In den 80ern genossen sie Weltruhm, doch dann schubsten aufgeblasene Egos, ein intrigantes Management und ein Faible für ein bestimmtes weißes Pulver sie aus der Überholspur. Nach 45 Jahren stellen Krokus den Tourbus nun zum letzten Mal ab.
Es ist schwer, den Gipfel zu erreichen, aber glaub’s mir, dort zu bleiben ist noch viel, viel schwerer“, sagt Chris von Rohr.
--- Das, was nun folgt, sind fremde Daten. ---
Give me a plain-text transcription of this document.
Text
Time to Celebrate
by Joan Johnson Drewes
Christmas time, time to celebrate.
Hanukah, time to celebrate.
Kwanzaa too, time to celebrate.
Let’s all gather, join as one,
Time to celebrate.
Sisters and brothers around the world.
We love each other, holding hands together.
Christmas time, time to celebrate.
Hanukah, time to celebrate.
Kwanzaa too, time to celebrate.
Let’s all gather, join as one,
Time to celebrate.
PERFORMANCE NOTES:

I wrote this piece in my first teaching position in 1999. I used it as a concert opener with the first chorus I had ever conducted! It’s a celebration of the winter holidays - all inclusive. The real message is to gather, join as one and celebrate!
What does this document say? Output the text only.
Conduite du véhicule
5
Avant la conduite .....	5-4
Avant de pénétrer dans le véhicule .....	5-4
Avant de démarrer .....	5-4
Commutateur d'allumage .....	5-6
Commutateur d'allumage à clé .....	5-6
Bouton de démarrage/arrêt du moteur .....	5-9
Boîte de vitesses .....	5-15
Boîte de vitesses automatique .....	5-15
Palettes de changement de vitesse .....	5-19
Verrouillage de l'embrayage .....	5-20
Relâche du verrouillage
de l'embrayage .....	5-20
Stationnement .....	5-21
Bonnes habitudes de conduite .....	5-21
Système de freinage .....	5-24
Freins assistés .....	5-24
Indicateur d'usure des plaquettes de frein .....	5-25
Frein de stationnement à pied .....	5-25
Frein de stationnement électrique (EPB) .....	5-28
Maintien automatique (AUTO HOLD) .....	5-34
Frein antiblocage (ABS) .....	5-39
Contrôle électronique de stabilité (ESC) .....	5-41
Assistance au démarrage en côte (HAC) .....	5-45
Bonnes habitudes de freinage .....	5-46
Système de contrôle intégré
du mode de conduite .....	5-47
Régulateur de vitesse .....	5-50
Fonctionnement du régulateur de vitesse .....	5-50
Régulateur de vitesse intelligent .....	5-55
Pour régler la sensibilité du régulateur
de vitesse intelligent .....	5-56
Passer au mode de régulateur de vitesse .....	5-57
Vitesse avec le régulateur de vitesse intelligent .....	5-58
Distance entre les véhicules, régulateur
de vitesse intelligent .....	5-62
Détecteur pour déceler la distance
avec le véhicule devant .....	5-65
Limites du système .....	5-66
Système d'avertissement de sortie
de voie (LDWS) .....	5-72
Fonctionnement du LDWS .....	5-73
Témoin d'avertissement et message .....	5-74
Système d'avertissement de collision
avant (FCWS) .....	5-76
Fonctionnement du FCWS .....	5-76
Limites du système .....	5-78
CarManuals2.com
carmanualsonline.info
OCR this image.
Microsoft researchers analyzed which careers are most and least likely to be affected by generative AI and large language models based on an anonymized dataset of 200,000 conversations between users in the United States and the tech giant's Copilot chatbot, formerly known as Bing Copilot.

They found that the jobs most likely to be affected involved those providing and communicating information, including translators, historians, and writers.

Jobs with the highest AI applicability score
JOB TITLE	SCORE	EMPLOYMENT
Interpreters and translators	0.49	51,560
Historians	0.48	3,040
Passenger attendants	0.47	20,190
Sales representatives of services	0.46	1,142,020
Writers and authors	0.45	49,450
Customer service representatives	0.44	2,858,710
Als Mitbegründer von Krokus, einer Band, die es aus der Rock’n’Roll-Provinz namens Schweiz in den 80ern zu internationalem Platinsellerstatus brachte, weiß von Rohr mehr als die meisten Menschen über Entschlossenheit und Durchhaltevermögen. Krokus schafften es entgegen allen Erwartungen, einige der besten Hardrock-Platten jener Dekade zu veröffentlichen, und genossen einen sehr kurzen Aufenthalt an der Spitze dieses Genres, bevor Größenwahn, überambitionierte Manager, Exzesse und kreativer Burnout sie wieder auf den absteigenden Ast schoben. Noch weniger war jedoch damit zu rechnen, dass die Bandmitglieder, älter und weiser, ihre Differenzen beigelegen und sich sowohl auf musikalischer als auch auf persönlicher Ebene wieder zusammentun würden. Nach einer Wiedergeburt im Herbst ihrer Karriere schreiben Krokus nun die letzten Kapitel ihrer außergewöhnlichen Geschichte mit einem würdevollen, zufriedenstellenden Abschied.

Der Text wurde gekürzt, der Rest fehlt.